As a salon manager I have had the joy of reviewing literally thousands of resumes over the years. I know it sounds crazy, but I absolutely love reading resumes. I enjoy gushing over the beautifully presented and well crafted ones and I cry inside whenever I glaze over a poorly organized mess. I can honestly say that I will only read 1 in 10 resumes all the way through and probably 1 in 30 are what I consider to be well done. The vast majority of resumes contain spelling and grammar errors, formatting issues, are too long, too short, overly detailed, not industry specific, the list goes on and on. A good salon will receive 40 or more applications so it is critical to make yours stand out.
- Choose your fonts wisely-Don't ever use an overly swirly or artsy font for the body of your resume. There are other areas of your application package where you can use creative fonts, but the body should be easy to read and creative fonts can sometimes give you trouble. Your name and some of your contact information can be in a larger font size, but the body of your resume should be in 12-14 point font. If you have to use a size 10 font to cram everything onto your resume, you're including way too much.
- Sum it up- Your actual resume shouldn't be more than one page. Managers and recruiters don't have the time nor do they care to read overly detailed resumes that describe every single task you've ever accomplished. It's too much.
- Contact information should be bold and clear- Make sure your name is listed in bold right at the top of the resume. I've seen beautiful resumes where the applicants name is in color and the rest of the resume is in standard black or where the name is in a different font and that can look beautiful. Be sure to include your first and last name, phone number, mailing address and email address.
- Social Media is key-Include the information for your Instagram, Facebook and website if you have a professional web image. As a side note, a strong web presence is critical for building a clientele today. Stay tuned for a future post on building your web presence.
- Keep it professional-If you haven't already done so, make a professional email address for yourself. When I get a resume and the email address is "email@example.com" I discredit you.

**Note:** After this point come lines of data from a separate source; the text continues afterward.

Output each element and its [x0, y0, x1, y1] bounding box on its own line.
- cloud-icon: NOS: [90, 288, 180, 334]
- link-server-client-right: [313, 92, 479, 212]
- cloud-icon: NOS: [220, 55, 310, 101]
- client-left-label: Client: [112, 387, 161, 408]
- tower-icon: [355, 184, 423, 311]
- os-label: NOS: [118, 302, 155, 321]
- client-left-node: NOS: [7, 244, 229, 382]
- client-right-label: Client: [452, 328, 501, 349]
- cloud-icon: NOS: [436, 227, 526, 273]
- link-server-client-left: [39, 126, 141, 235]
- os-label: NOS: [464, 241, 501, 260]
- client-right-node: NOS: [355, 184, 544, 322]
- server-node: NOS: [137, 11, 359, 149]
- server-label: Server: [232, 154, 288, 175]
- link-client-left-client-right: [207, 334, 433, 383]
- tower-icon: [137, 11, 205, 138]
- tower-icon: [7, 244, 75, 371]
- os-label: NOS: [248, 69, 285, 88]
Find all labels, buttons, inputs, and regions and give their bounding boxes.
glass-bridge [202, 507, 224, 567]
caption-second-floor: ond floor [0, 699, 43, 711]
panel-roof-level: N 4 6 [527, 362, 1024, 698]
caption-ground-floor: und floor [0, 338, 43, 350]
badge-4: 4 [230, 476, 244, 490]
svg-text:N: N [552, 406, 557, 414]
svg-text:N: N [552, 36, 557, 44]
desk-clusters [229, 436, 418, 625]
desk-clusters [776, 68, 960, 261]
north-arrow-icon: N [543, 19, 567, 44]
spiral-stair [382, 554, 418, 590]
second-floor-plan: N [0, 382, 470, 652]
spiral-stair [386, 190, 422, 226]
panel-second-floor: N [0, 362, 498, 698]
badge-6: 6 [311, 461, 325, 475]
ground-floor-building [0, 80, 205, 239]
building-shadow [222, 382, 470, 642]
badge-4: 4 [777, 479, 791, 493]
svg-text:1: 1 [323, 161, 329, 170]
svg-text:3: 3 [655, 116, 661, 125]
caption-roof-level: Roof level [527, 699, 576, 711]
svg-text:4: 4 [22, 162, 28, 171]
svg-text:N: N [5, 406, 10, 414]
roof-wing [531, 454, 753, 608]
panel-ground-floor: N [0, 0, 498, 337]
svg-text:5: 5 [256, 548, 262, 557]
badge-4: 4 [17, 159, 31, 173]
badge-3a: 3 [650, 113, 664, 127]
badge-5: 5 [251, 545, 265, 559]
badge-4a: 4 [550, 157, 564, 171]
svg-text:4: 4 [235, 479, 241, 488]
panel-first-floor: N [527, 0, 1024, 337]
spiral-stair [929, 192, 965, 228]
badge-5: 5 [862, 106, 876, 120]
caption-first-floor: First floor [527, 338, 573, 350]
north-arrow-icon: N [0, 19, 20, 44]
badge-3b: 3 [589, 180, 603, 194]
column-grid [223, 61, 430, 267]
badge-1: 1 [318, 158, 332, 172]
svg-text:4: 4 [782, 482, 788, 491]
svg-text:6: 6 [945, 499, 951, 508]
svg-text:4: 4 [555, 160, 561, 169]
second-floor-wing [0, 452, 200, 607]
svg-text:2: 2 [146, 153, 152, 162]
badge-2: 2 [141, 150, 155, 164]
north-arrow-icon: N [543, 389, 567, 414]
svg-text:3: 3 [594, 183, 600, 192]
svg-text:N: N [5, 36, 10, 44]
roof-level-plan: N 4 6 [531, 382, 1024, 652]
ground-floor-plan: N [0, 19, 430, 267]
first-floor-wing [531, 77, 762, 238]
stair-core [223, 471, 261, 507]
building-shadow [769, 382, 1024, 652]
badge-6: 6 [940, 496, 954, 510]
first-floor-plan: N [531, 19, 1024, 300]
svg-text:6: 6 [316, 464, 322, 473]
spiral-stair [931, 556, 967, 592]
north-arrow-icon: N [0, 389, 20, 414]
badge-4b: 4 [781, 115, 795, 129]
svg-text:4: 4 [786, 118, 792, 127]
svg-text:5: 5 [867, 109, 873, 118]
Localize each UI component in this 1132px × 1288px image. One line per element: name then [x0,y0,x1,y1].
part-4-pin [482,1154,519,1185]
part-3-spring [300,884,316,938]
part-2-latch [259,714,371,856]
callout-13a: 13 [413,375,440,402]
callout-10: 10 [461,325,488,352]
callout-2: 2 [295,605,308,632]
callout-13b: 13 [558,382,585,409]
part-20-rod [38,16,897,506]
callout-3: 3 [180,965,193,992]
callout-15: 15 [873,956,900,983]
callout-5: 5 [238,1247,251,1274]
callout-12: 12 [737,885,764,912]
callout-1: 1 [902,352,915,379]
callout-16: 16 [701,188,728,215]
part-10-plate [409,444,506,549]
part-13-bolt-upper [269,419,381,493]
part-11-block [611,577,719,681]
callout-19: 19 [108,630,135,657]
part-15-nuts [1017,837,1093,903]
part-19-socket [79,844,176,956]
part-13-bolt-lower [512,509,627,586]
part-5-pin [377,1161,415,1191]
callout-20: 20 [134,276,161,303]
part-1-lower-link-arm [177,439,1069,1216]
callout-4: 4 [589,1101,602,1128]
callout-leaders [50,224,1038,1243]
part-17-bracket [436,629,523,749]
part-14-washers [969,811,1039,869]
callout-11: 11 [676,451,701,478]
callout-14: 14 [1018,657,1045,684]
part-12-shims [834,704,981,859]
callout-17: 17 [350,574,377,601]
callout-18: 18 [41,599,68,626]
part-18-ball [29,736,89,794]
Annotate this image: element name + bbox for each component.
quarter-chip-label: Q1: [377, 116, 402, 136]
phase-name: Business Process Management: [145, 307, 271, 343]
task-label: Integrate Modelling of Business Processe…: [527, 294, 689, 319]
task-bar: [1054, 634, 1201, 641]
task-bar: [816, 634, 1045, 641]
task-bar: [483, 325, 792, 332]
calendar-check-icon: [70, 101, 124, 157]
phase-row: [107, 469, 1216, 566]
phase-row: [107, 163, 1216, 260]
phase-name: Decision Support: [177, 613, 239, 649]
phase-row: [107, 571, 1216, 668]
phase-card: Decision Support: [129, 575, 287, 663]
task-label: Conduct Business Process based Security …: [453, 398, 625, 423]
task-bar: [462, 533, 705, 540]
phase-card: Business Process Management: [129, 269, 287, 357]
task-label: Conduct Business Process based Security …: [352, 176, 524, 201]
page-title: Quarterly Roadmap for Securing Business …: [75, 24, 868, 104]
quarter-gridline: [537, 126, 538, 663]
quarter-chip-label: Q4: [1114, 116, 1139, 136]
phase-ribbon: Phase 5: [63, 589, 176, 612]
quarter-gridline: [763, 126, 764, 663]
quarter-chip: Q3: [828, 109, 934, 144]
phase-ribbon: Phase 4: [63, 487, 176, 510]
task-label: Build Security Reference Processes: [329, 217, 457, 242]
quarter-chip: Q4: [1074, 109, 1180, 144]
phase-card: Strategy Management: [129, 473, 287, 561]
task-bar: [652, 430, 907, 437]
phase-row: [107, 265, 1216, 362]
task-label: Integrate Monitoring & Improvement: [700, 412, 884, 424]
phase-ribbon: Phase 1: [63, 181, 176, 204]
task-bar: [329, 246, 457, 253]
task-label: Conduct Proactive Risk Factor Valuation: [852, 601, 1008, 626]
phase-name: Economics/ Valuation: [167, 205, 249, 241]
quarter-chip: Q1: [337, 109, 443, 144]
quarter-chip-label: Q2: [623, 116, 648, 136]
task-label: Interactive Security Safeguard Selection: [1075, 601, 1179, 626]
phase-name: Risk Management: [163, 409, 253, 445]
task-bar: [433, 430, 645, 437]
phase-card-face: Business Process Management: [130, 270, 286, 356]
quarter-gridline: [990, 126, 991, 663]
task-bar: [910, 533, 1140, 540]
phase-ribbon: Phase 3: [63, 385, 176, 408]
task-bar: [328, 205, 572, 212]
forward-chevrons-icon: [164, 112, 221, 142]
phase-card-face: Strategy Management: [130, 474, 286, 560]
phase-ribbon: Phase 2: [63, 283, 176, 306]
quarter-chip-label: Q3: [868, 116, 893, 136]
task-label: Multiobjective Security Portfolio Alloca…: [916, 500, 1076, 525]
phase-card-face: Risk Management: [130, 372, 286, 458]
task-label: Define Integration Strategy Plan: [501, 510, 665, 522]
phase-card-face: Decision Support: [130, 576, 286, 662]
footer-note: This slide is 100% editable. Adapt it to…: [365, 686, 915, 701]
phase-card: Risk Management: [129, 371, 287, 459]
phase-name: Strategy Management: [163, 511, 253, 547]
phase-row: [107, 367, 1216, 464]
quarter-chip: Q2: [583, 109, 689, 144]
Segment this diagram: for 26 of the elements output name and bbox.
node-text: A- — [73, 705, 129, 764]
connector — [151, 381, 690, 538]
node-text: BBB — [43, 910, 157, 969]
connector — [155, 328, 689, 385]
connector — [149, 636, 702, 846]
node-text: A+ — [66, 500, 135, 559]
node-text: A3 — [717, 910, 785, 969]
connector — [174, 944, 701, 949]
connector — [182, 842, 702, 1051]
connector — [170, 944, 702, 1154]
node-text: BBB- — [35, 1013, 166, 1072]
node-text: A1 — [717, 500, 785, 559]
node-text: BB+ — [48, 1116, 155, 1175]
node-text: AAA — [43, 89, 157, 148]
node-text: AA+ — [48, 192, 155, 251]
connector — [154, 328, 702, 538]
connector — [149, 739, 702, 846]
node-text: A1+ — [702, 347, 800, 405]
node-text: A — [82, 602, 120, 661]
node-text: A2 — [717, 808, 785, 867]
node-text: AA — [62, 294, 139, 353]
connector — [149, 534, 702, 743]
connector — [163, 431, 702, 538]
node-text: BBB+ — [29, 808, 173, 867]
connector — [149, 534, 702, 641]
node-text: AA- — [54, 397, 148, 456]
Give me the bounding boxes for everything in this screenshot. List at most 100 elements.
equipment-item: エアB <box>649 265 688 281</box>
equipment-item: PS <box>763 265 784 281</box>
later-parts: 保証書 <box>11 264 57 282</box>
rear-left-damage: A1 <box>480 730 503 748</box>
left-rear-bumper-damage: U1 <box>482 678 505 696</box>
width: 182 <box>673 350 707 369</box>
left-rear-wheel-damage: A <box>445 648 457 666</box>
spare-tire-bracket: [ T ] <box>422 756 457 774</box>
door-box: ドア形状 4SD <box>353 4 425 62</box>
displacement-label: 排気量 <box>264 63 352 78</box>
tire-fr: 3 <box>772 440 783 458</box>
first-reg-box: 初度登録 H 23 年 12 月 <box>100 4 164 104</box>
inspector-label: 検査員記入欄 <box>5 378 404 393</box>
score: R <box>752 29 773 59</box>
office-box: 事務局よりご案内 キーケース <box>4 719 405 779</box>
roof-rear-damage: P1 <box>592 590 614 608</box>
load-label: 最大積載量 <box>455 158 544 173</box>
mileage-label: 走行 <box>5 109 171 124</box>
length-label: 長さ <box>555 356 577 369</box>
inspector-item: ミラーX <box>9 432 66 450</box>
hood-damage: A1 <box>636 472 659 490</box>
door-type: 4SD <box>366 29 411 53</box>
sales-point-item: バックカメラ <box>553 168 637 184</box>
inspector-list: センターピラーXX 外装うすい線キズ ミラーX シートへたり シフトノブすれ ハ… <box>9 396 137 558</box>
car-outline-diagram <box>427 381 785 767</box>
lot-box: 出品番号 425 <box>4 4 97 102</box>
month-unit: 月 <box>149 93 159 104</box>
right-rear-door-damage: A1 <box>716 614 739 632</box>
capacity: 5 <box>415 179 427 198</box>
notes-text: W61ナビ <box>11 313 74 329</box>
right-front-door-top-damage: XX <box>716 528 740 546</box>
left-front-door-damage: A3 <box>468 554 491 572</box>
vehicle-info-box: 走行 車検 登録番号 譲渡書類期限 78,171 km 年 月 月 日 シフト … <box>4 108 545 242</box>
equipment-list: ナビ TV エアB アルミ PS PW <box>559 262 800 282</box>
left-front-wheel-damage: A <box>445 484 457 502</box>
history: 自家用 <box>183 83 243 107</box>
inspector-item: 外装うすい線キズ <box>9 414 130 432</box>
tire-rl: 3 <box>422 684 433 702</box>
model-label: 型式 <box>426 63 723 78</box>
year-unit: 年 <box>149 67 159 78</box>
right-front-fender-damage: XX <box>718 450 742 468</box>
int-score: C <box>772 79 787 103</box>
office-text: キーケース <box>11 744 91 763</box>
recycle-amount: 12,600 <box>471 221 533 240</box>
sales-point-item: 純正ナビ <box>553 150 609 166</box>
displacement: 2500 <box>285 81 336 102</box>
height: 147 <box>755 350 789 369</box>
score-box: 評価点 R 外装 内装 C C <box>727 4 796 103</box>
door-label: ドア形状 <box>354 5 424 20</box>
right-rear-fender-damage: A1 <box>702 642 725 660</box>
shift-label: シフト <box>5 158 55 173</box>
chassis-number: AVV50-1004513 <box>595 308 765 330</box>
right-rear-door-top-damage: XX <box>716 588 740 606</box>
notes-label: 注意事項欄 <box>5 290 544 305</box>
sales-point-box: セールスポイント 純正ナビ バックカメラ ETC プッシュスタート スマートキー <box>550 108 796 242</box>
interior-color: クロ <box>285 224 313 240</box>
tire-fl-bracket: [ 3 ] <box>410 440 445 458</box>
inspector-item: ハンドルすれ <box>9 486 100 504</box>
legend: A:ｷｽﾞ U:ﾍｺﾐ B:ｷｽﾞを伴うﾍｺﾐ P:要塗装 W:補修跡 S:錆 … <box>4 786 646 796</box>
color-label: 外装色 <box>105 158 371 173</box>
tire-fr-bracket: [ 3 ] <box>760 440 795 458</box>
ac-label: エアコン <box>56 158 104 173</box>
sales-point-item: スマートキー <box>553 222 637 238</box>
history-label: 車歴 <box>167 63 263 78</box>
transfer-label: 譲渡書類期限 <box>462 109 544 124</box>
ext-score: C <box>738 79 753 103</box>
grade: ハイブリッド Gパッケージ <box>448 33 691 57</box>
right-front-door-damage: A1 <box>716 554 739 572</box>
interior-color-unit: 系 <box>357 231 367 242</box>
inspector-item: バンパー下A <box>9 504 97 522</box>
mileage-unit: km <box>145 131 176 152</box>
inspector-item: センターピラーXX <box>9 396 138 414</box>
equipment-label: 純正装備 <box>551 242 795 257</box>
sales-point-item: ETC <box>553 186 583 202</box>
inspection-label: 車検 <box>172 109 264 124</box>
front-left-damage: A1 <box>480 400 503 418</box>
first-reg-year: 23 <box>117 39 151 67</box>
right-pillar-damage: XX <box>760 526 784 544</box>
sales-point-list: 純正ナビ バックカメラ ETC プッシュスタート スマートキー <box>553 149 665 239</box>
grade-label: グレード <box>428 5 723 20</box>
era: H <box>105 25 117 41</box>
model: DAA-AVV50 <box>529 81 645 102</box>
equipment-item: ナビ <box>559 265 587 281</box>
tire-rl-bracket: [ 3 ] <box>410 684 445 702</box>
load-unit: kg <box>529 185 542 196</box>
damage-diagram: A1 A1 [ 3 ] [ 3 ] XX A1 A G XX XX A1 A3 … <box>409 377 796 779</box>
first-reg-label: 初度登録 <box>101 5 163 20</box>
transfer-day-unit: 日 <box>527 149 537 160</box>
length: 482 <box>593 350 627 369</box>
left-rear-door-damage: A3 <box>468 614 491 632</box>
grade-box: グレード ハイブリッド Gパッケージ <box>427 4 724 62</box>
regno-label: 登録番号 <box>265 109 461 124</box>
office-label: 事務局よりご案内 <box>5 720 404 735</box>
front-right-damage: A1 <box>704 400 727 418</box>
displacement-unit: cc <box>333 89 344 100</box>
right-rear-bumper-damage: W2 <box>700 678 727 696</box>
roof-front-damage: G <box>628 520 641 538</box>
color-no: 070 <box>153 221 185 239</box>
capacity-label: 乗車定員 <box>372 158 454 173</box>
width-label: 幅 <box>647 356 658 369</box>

Email addresses are free so take the time to make a simple, professional address.
- Keep your experience relevant-You should list at most the last 3 jobs you've had and possibly two or three bullet points detailing your responsibilities at each. The experiences you list should be relevant to the job you are applying for. If you worked at Starbucks and you're applying for a job as a esthetician, instead of listing that you make great espressos, include that you offer great customer service and were successful at up-selling food items since those are skills that are relevant for the job you want.
- Proofread more than once-The worst thing is when I receive a resume littered with spelling and grammatical errors. Use spell check as a first line of defense and make sure to ask a close friend or family member to review your resume for you just to be sure you didn't miss anything
- Formatting is everything-A well laid out resume can make the difference between grabbing the hiring managers attention and ending up in the reject pile. Microsoft Word has templates available that are a great place to start, but don't be afraid to customize a little bit too. If you are feeling ambitious or have photoshop skills, use Google to search for resume formats and get inspired! Don't hesitate to give your resume some flavor and let your personality shine a little.
- Skip the photos-Don't include a picture of yourself on your resume. It always seems out of place and a good employer isn't just hiring you based on your looks so it is completely unnecessary.